- Developer: ICOM Simulations
- Platforms: DOS, Macintosh
- Release: 1993
- Genres: Adventure, interactive movie
- Mode: Single-player

= Sherlock Holmes: Consulting Detective Vol. III =

1993 video game

Sherlock Holmes: Consulting Detective Vol. III is the title of a full-motion video computer game released for DOS and Mac OS. The game is a sequel to Sherlock Holmes: Consulting Detective Vol. II and was released in 1993.

== Cases ==
The format of the game is the same as the first two, except that there are three new cases to solve.

===The Solicitous Solicitor===
The case takes place on 26 June 1890, according to the newspaper in the game. Melvin Tuttle, a recently promoted solicitor, has apparently died of a heart attack. Inspector Lestrade of Scotland Yard recruits Holmes and Watson to investigate since he believes that Tuttle was poisoned. Along the way, Holmes and Watson learn of Tuttle's reputation for romancing various women, including the wife of one of his employers.
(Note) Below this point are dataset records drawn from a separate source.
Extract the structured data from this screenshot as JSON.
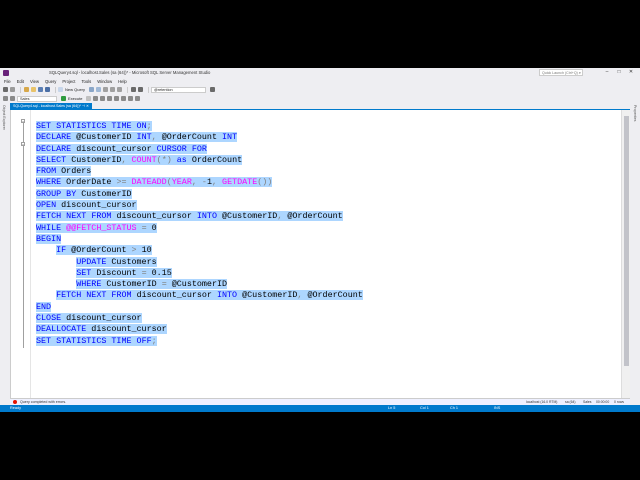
{
  "window": {
    "title": "SQLQuery4.sql - localhost.Sales (sa (64))* - Microsoft SQL Server Management Studio",
    "quick_launch_placeholder": "Quick Launch (Ctrl+Q)"
  },
  "menu": [
    "File",
    "Edit",
    "View",
    "Query",
    "Project",
    "Tools",
    "Window",
    "Help"
  ],
  "toolbar": {
    "new_query_label": "New Query",
    "database_value": "Sales",
    "execute_label": "Execute",
    "search_value": "@retention"
  },
  "side": {
    "left_label": "Object Explorer",
    "right_label": "Properties"
  },
  "tabs": [
    {
      "label": "SQLQuery4.sql - localhost.Sales (sa (64))*",
      "active": true
    }
  ],
  "code": [
    {
      "text": "SET STATISTICS TIME ON;"
    },
    {
      "text": "DECLARE @CustomerID INT, @OrderCount INT"
    },
    {
      "text": "DECLARE discount_cursor CURSOR FOR"
    },
    {
      "text": "SELECT CustomerID, COUNT(*) as OrderCount"
    },
    {
      "text": "FROM Orders"
    },
    {
      "text": "WHERE OrderDate >= DATEADD(YEAR, -1, GETDATE())"
    },
    {
      "text": "GROUP BY CustomerID"
    },
    {
      "text": "OPEN discount_cursor"
    },
    {
      "text": "FETCH NEXT FROM discount_cursor INTO @CustomerID, @OrderCount"
    },
    {
      "text": "WHILE @@FETCH_STATUS = 0"
    },
    {
      "text": "BEGIN"
    },
    {
      "text": "    IF @OrderCount > 10"
    },
    {
      "text": "        UPDATE Customers"
    },
    {
      "text": "        SET Discount = 0.15"
    },
    {
      "text": "        WHERE CustomerID = @CustomerID"
    },
    {
      "text": "    FETCH NEXT FROM discount_cursor INTO @CustomerID, @OrderCount"
    },
    {
      "text": "END"
    },
    {
      "text": "CLOSE discount_cursor"
    },
    {
      "text": "DEALLOCATE discount_cursor"
    },
    {
      "text": "SET STATISTICS TIME OFF;"
    }
  ],
  "editor": {
    "zoom": "100 %"
  },
  "query_status": {
    "message": "Query completed with errors.",
    "server": "localhost (16.0 RTM)",
    "user": "sa (64)",
    "database": "Sales",
    "time": "00:00:00",
    "rows": "0 rows"
  },
  "statusbar": {
    "ready": "Ready",
    "ln": "Ln 5",
    "col": "Col 1",
    "ch": "Ch 1",
    "ins": "INS"
  },
  "colors": {
    "accent": "#007acc",
    "selection": "#add6ff",
    "keyword": "#0000ff",
    "function": "#ff00ff"
  }
}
===The Banker's Final Debt===
The case takes place on 11 April 1890. Oswald Mason was murdered in his home by an intruder. At the request of the Chancellor of the Exchequer, who is concerned that it might have had something to do with Oswald's work at Her Majesty's Treasury, Scotland Yard's Inspector Gregson recruits Holmes and Watson to investigate Mason's death.

===The Thames Murders===
The case takes place on or shortly after 9 June 1890. A fifth body has been discovered in the Thames in a short amount of time. Inspector Lestrade is investigating the murders without success. Inspector Gregson asks Holmes and Watson to find a possible connection between all five deaths.

==Reception==
Charles Ardai of Computer Gaming World stated in September 1993: "I fear that amidst all the hype, players are not being as demanding as they ought to be about what companies feed them in the name of multimedia entertainment". He believed that the Consulting Detective series had sold well (almost 250,000 copies) to those seeking "the thrill of seeing a new technology used, not of seeing a new technology used well", and who had little choice between Sherlock Holmes and The 7th Guest. Ardai criticized Vol. III describing itself as "interactive", noting that "one cannot do anything 'wrong'" and that it was possible to solve cases by brute force; users were "viewers more than they are players". He advised ICOM to hire "professionals, not just for the acting chores, but for writing and directing as well. There is only so long that the gaming audience will put up with paying good money (and not a little of it) to see the work of amateurs", but concluded that the game was "at least, decent. It is probably not worth buying all three volumes, but curious gamers should at least take a look at one of them".